D.B. Sweeney: Beyond ‘Toe Pick’
29 Jul, 2010 By: Chris Tribbey
Quick: You’re a first-time director, producing your own film, the budget is super tight, and you need 1,000 unpaid extras for scenes inside Qualcomm Stadium in San Diego. What do you do?
Easy: Have hockey legend Wayne Gretzky recruit fans getting out of their cars, offering Coors Lights and a free T-shirts. Works every time.
That was the scenario a few years back when actor D.B. Sweeney was filming his road-trip buddy movie Two Tickets to Paradise. The film, starring Sweeney, John C. McGinley (“Scrubs”), Ed Harris (Gone Baby Gone) and Moira Kelly (“One Tree Hill”), sees three friends stuck in a middle-aged rut until one of them wins tickets to the college football national championship. But getting to Florida from Philadelphia is harder than it sounds.
Paramount Home Entertainment gives the film a DVD re-release Sept. 14 (preorder Aug. 3). List price is $14.99, and the DVD includes a commentary, outtakes and deleted scenes. First Look released it first in 2008.
Perhaps best known for his roles as Shoeless Joe Jackson in Eight Men Out and the abducted lumberjack from Fire in the Sky (though he says to this day he can’t walk into an airport without hearing a few The Cutting Edge “Toe Pick” taunts), Sweeney found his first time directing to be just a bit challenging.
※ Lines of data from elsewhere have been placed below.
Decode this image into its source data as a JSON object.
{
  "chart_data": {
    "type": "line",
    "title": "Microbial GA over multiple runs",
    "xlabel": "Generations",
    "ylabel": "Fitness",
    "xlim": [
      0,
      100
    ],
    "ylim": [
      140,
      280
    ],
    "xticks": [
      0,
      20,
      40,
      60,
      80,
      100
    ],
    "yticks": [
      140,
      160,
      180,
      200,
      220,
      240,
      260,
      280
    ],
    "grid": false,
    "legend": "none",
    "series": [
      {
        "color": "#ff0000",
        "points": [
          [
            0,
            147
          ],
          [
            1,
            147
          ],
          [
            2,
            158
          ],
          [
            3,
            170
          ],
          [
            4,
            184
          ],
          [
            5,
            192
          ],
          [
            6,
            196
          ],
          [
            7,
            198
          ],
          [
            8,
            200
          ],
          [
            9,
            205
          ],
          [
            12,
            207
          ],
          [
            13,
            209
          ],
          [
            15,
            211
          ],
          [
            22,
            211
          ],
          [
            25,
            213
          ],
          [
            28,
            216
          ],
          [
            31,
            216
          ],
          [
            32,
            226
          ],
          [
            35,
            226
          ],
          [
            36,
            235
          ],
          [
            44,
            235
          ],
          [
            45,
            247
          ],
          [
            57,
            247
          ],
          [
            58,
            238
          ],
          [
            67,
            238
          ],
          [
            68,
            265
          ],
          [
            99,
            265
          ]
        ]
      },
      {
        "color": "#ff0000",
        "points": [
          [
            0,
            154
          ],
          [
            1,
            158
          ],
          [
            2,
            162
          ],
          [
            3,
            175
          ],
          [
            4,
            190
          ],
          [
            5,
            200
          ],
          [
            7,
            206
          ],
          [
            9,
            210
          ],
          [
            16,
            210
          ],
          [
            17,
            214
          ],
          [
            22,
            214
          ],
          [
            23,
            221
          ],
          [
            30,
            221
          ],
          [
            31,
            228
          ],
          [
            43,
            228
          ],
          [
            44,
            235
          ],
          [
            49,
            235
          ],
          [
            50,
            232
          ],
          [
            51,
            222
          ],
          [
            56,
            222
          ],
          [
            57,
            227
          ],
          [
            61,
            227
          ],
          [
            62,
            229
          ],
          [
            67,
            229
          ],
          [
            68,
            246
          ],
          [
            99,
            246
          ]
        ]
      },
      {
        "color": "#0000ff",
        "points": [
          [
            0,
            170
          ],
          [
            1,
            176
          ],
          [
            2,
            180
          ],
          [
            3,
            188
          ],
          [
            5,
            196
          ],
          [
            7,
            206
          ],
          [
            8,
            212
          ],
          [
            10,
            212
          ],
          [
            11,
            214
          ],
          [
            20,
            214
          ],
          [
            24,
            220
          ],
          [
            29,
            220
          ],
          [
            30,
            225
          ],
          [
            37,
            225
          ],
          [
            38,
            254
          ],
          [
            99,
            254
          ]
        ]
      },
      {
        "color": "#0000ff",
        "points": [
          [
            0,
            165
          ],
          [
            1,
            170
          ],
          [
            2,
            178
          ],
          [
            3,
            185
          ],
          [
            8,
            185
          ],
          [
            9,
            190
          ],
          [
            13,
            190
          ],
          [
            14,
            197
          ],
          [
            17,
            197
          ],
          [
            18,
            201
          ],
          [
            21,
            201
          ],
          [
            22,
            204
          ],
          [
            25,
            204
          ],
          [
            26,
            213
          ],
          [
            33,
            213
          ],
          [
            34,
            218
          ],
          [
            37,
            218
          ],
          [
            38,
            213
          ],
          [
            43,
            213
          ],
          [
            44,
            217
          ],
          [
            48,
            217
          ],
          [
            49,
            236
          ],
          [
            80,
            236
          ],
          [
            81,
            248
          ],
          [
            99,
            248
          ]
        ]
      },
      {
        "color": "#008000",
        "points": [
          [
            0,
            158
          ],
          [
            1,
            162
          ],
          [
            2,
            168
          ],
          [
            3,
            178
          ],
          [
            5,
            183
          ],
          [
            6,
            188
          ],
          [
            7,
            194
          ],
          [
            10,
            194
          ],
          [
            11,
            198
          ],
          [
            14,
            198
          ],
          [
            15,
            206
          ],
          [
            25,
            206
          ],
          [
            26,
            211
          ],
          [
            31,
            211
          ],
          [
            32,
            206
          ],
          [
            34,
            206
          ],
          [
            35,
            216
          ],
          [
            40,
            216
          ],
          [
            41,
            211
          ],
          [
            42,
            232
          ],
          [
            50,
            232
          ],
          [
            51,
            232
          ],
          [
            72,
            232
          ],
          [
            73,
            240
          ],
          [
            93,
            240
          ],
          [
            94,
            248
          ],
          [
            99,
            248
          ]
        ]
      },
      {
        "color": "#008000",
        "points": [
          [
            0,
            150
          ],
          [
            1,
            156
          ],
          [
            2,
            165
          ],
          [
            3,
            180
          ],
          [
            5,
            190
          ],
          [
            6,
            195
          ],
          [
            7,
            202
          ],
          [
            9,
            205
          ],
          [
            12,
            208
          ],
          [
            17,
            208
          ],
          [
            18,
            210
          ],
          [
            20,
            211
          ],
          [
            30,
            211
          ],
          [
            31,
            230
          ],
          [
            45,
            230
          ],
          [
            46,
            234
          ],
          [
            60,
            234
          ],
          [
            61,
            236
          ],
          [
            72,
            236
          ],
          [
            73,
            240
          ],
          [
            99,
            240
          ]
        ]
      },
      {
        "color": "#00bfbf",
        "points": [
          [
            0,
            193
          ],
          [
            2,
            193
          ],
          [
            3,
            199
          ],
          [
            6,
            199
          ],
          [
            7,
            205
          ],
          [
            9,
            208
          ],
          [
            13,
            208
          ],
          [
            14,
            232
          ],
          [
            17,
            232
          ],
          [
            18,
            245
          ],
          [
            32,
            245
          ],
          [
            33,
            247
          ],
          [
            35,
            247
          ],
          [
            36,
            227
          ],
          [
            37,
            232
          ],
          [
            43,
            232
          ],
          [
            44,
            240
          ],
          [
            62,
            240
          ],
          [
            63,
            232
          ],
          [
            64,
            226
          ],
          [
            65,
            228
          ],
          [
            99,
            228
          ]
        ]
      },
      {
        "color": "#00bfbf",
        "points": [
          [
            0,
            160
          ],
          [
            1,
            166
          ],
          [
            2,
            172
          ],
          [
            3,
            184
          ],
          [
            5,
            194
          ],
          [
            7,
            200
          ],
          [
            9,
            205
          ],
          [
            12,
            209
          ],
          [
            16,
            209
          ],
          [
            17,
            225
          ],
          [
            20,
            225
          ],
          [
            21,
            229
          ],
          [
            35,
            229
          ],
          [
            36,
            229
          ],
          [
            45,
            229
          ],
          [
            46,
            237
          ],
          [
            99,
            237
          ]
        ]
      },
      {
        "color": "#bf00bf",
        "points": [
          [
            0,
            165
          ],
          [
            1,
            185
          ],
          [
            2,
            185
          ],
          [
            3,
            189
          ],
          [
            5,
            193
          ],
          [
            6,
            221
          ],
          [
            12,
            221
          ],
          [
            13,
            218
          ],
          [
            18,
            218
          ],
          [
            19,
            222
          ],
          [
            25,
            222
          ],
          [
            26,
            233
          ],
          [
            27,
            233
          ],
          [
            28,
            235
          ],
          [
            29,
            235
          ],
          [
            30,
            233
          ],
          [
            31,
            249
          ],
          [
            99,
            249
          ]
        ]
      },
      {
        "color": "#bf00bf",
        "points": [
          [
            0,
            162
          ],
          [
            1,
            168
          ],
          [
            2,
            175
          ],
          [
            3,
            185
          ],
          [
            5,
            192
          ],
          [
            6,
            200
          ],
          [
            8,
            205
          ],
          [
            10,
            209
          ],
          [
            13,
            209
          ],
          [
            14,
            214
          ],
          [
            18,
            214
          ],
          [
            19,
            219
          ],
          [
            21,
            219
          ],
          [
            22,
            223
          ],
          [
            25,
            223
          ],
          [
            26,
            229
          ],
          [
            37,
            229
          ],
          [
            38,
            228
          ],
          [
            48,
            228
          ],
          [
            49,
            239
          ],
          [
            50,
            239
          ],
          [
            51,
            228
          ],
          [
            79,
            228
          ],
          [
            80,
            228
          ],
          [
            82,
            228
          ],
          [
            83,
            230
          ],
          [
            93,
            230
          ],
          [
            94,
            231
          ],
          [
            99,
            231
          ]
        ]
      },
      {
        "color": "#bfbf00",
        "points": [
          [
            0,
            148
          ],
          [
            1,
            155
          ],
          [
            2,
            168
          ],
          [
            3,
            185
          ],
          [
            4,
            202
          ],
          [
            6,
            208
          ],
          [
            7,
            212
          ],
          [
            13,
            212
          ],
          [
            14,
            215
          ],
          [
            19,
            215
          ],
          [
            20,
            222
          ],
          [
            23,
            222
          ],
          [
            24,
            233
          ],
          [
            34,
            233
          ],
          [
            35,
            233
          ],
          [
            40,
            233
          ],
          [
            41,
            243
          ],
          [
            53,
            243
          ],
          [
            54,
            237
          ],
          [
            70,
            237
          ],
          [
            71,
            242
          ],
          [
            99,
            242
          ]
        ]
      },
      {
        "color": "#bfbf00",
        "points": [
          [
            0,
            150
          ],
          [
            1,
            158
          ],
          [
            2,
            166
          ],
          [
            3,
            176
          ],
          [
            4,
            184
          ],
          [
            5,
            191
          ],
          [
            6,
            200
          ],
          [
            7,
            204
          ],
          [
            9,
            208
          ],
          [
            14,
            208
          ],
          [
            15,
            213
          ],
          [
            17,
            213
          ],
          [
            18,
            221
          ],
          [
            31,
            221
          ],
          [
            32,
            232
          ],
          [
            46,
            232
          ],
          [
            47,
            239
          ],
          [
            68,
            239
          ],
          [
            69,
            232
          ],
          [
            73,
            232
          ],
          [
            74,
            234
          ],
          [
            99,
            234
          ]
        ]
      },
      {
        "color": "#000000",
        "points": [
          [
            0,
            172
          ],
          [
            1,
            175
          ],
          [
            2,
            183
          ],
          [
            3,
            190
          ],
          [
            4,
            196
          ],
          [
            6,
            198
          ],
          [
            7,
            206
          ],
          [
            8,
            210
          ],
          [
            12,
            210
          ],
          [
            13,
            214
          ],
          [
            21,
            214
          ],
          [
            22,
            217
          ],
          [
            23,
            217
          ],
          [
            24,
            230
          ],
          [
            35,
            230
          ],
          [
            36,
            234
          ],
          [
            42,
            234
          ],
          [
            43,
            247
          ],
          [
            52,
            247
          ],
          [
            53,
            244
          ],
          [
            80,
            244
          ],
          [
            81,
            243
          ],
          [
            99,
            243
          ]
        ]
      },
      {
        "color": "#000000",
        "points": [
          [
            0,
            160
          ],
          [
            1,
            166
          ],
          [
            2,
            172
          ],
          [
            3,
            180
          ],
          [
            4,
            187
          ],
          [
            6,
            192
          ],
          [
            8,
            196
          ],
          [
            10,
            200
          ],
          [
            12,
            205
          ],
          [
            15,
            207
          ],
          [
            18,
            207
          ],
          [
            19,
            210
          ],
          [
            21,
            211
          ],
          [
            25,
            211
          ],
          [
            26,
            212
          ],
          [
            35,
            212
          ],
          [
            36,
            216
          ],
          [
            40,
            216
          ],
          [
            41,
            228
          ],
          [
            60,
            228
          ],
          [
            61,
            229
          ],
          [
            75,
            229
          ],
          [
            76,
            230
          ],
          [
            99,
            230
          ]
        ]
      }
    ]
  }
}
“It was the greatest experience in the world, but difficult,” he said. “The hardest part of directing is that I was also producing, so you want to do [reshoots] but then you look at the costs. I would love to direct again with a really strong producer with more money to work with.”
To help get the film done, Sweeney called in every favor he could: McGinley and Sweeney have been friends dating back to film school, Kelly co-starred with Sweeney in The Cutting Edge, Sweeney’s brother-in-law donated 1,000 T-shirts, Coors donated beer, and Sweeney’s friends Gretzky and hockey star Chris Chelios (godfather to Sweeney’s son) could be found on the set daily.
Having friends working on the movie with him helped Sweeney to “share in the success or cushion the failure,” he said.
Sweeney went to a half-dozen major universities to ask them if their football team would be willing to “lose” at the end of the film to the Texas Longhorns. The University of Southern California, the University of Miami and others all passed on account their school would be on the losing side. “I finally gave up with the top ten, and went to Marshall,” Sweeney said.
Producing, directing and acting left little time to focus on everything else that came with the film, including finding an alligator trainer who wasn’t going to put Sweeney’s and other cast members’ lives in danger. Filming a scene with two gators in North Carolina — when the gators were held back only by a rope tied to their hind legs — proved to be funny in hindsight, Sweeney said.
“I didn’t take much time to think about how I was going to get scenes with these two gators without getting attacked,” he said. “Some people lose their house when they do an independent movie. I was the first who was going to lose his legs.”
That scene made for good outtakes fodder, which is the first bonus feature Sweeney wants fans to check out. However, he didn’t have too much faith in his own commentary.
“I don’t really listen to them very often, so when I was doing my own commentary, they said I needed to say more, because I wasn’t talking enough,” he said.
Sweeney is especially proud of the soundtrack for the film, which features songs by Styx, Bruce Springsteen, Dire Straits and Stevie Ray Vaughn.
“To have them look at the movie and say ‘This reflects the values of our audience,’ that was really flattering,” he said.
Sweeney, who’s still racking up acting credits like they’re going out of style, would love another crack at directing, especially now that he’s gotten one film under his belt.
“My advice to first-time directors is to have a smaller crew, and don’t have all new people,” he said. “You should really have an experienced [staff]. They’re your safety net to your inexperience.”